The core components of the system are:

  • crates/analyzer a rust package that analyzes the source code of a Rust project (using syn) and generates a “high-level representation” of the API, which is serializable/de-serializable to disk (using serde).

  • crates/py_binding a rust package that provides a Python binding to the analyzer, using pyo3.

  • python/sphinx_rust a Python package that provides a Sphinx extension to generate documentation from the high-level representation of the API, bundling crates/py_binding to integrate the analyzer within Sphinx.

The build steps within Sphinx are:

  1. At the start of the Sphinx build (builder-inited event),

    sphinx_rust calls the analyzer to generate the high-level representation of the API, and writes it to disk, within the Sphinx build directory.

  2. Also at the start of the Sphinx build, after the analysis.

    sphinx_rust uses the high-level representation, to generate folders and files within the Sphinx source directory, that provide the outline of the API documentation. For example a folder per crate, and a file per Rust object (module, struct, enum, trait, function, etc.).

  3. During the Sphinx read-phase, when a “directive” is encountered that requires the API documentation,

    sphinx_rust reads the high-level representation from disk, and generates the docutils AST for the Rust object that the directive specifies. It also stores relevant information in the Sphinx environment, to be used during the resolve-phase.
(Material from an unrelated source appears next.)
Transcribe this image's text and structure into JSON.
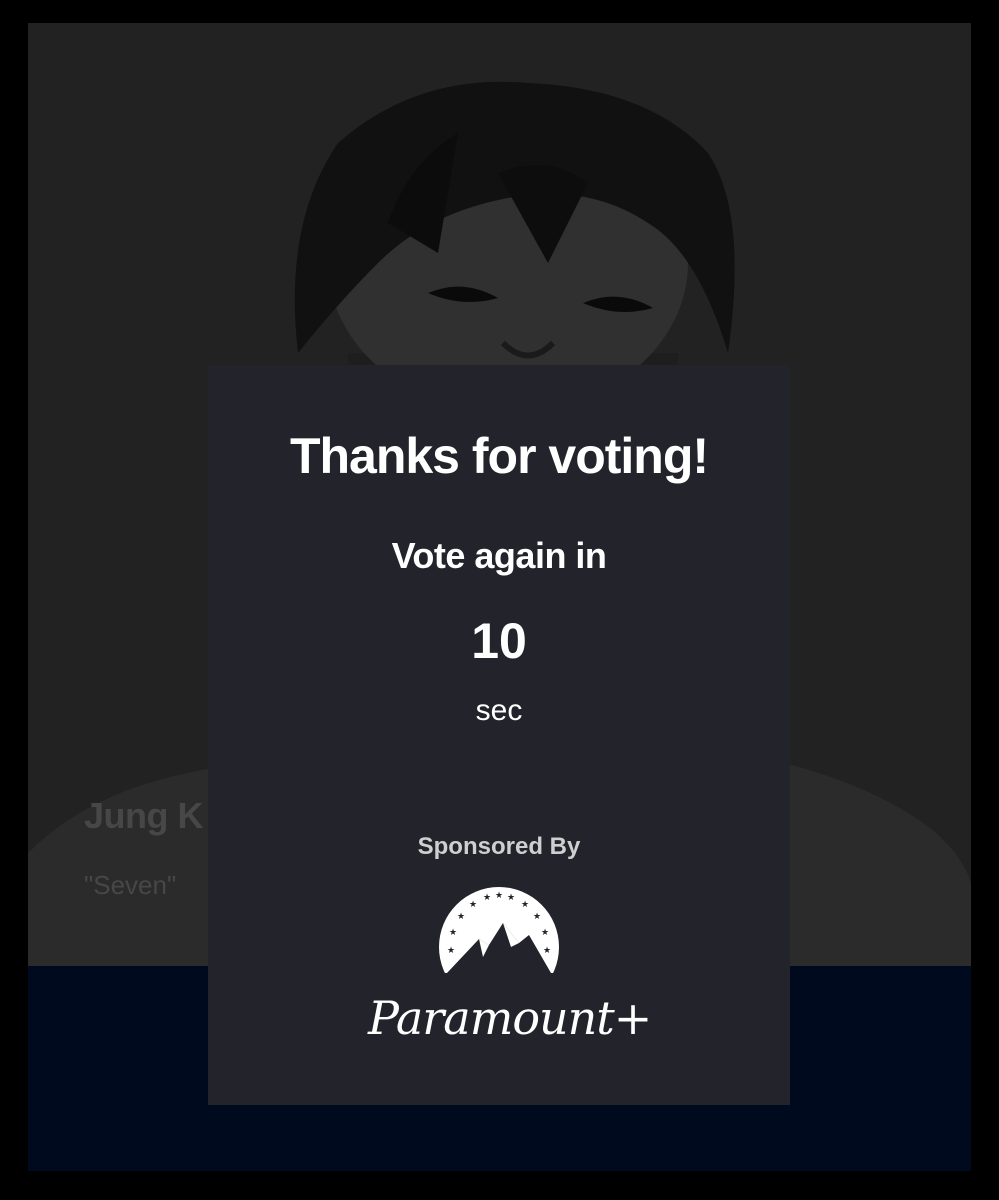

  4. Also during the Sphinx read-phase, when a “cross-reference role” is encountered that requires the API documentation,

    sphinx_rust generates a pending_xref node that will be resolved during the resolve-phase.

  5. During the Sphinx resolve-phase, when a “pending_xref” node is encountered,

    sphinx_rust uses the information stored in the Sphinx environment to resolve the cross-reference, or generate a warning if the cross-reference cannot be resolved (or the resolution has multiple matches).
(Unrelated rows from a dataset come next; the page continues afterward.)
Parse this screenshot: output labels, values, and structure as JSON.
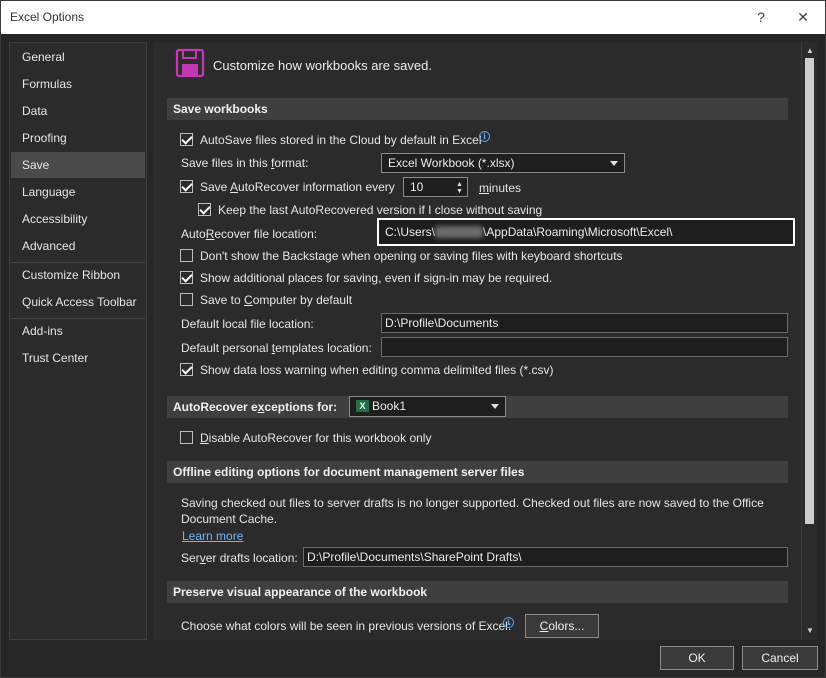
{
  "window": {
    "title": "Excel Options",
    "help_label": "?",
    "close_label": "✕"
  },
  "nav": {
    "items": [
      {
        "label": "General"
      },
      {
        "label": "Formulas"
      },
      {
        "label": "Data"
      },
      {
        "label": "Proofing"
      },
      {
        "label": "Save",
        "active": true
      },
      {
        "label": "Language"
      },
      {
        "label": "Accessibility"
      },
      {
        "label": "Advanced"
      },
      {
        "label": "Customize Ribbon"
      },
      {
        "label": "Quick Access Toolbar"
      },
      {
        "label": "Add-ins"
      },
      {
        "label": "Trust Center"
      }
    ]
  },
  "header": {
    "text": "Customize how workbooks are saved.",
    "icon": "save-icon"
  },
  "save_workbooks": {
    "title": "Save workbooks",
    "autosave": {
      "label": "AutoSave files stored in the Cloud by default in Excel",
      "checked": true
    },
    "format_label_prefix": "Save files in this ",
    "format_label_u": "f",
    "format_label_suffix": "ormat:",
    "format_value": "Excel Workbook (*.xlsx)",
    "autorecover": {
      "label_prefix": "Save ",
      "label_u": "A",
      "label_suffix": "utoRecover information every",
      "checked": true
    },
    "autorecover_minutes": "10",
    "minutes_label": "minutes",
    "keep_last": {
      "label": "Keep the last AutoRecovered version if I close without saving",
      "checked": true
    },
    "ar_location_label_prefix": "Auto",
    "ar_location_label_u": "R",
    "ar_location_label_suffix": "ecover file location:",
    "ar_location_value_prefix": "C:\\Users\\",
    "ar_location_value_suffix": "\\AppData\\Roaming\\Microsoft\\Excel\\",
    "backstage": {
      "label": "Don't show the Backstage when opening or saving files with keyboard shortcuts",
      "checked": false
    },
    "additional_places": {
      "label": "Show additional places for saving, even if sign-in may be required.",
      "checked": true
    },
    "save_to_computer": {
      "label_prefix": "Save to ",
      "label_u": "C",
      "label_suffix": "omputer by default",
      "checked": false
    },
    "default_local_label": "Default local file location:",
    "default_local_value": "D:\\Profile\\Documents",
    "templates_label_prefix": "Default personal ",
    "templates_label_u": "t",
    "templates_label_suffix": "emplates location:",
    "templates_value": "",
    "data_loss": {
      "label": "Show data loss warning when editing comma delimited files (*.csv)",
      "checked": true
    }
  },
  "exceptions": {
    "title_prefix": "AutoRecover e",
    "title_u": "x",
    "title_suffix": "ceptions for:",
    "workbook": "Book1",
    "disable": {
      "label_prefix": "",
      "label_u": "D",
      "label_suffix": "isable AutoRecover for this workbook only",
      "checked": false
    }
  },
  "offline": {
    "title": "Offline editing options for document management server files",
    "notice": "Saving checked out files to server drafts is no longer supported. Checked out files are now saved to the Office Document Cache.",
    "learn_more": "Learn more",
    "drafts_label_prefix": "Ser",
    "drafts_label_u": "v",
    "drafts_label_suffix": "er drafts location:",
    "drafts_value": "D:\\Profile\\Documents\\SharePoint Drafts\\"
  },
  "preserve": {
    "title": "Preserve visual appearance of the workbook",
    "colors_label": "Choose what colors will be seen in previous versions of Excel:",
    "colors_button_u": "C",
    "colors_button_suffix": "olors..."
  },
  "footer": {
    "ok": "OK",
    "cancel": "Cancel"
  }
}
Technical note on the analyzer

One annoying technical limitation of the current analyzer, compared to what rustdoc does, is the “expansion” of macros.

rustdoc integrates directly into the compiler, to generate its high-level representation of the API, which is generated after the macros have been expanded: https://rustc-dev-guide.rust-lang.org/rustdoc.html. See the source code here: https://github.com/rust-lang/rust/blob/25087e02b34775520856b6cc15e50f5ed0c35f50/src/librustdoc/lib.rs#L773.

This is difficult to hook into from a third-party crate, as it requires modifying the compiler itself. You can view a debug of this intermediate representation like so:

`bash rustup run nightly cargo rustc -- -Z unpretty=hir-tree `

but without actually building the compiler, it’s hard to get this information in a usable form (e.g. a serialized JSON).

Perhaps this can be achieved at a later date, and at least the separation of concerns in the design allows for this to be swapped out.